At 0.5 V/µs, this op-amp will reproduce a 10 V peak-to-peak sine wave cleanly up to about 16 kHz before slew-rate limiting distorts the waveform. That is fine for audio-frequency filtering, transducer amplification, or slow servo loops — but it will not handle fast pulse trains or video-rate signals. The 1 MHz gain-bandwidth product means closed-loop gain of 10 gives you roughly 100 kHz of usable bandwidth; plan your feedback network accordingly.
Supply voltage range — 10 V to 44 V
The 10 V minimum supply means a single 12 V or 15 V rail works, and the 44 V maximum lets you run it from a 24 V industrial supply with headroom for transients. No need for a separate low-dropout regulator in many cases, which simplifies the BOM. Input offset voltage is 1 mV typical, input bias current 40 nA — adequate for non-critical DC accuracy.

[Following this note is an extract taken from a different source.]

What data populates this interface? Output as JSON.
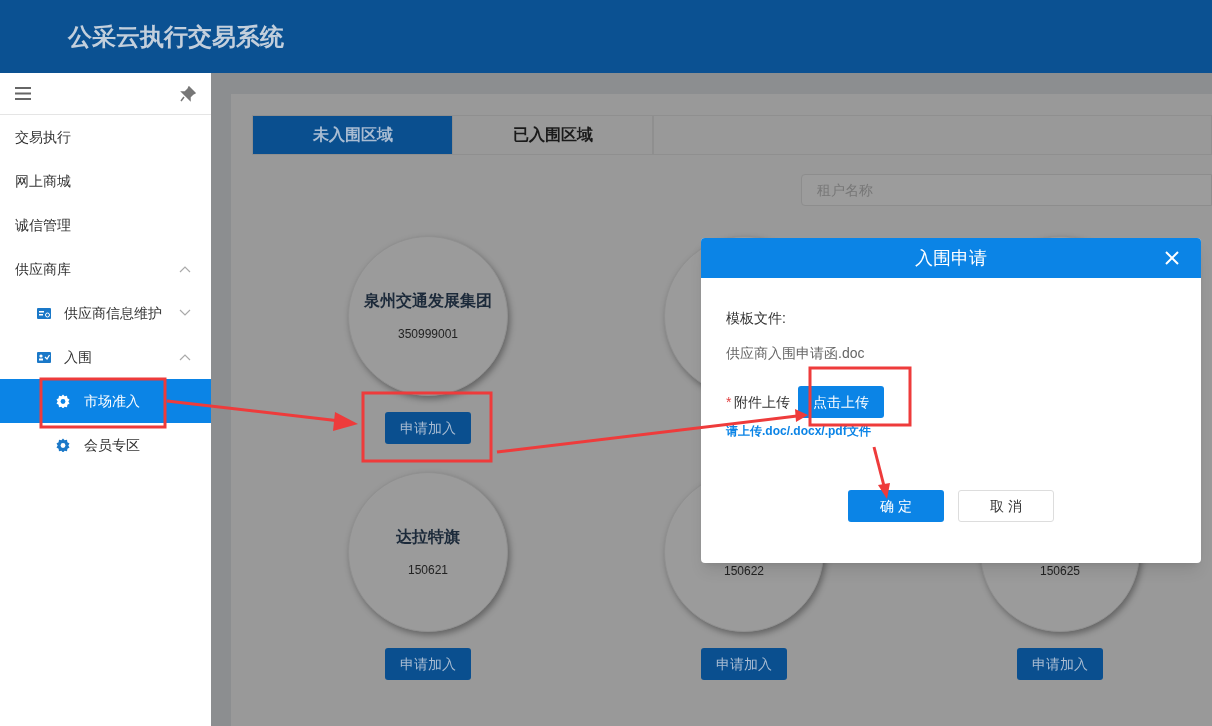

Package and temperature — rework and environment
The TO-99-8 metal can is a through-hole package with a round footprint and 8 leads on a 200-mil diameter circle. It is hermetic and survives hot-air rework well — you can lift and replace it without damaging the board, provided you have a desoldering tool that clears the plated-through holes.
Lifecycle and compliance
Note that it is RoHS non-compliant (the TO-99 can uses lead-based solder inside the seal), so it cannot be used in new builds requiring RoHS exemption-free compliance. For legacy or military/aerospace maintenance where leaded parts are accepted, it remains a straightforward source.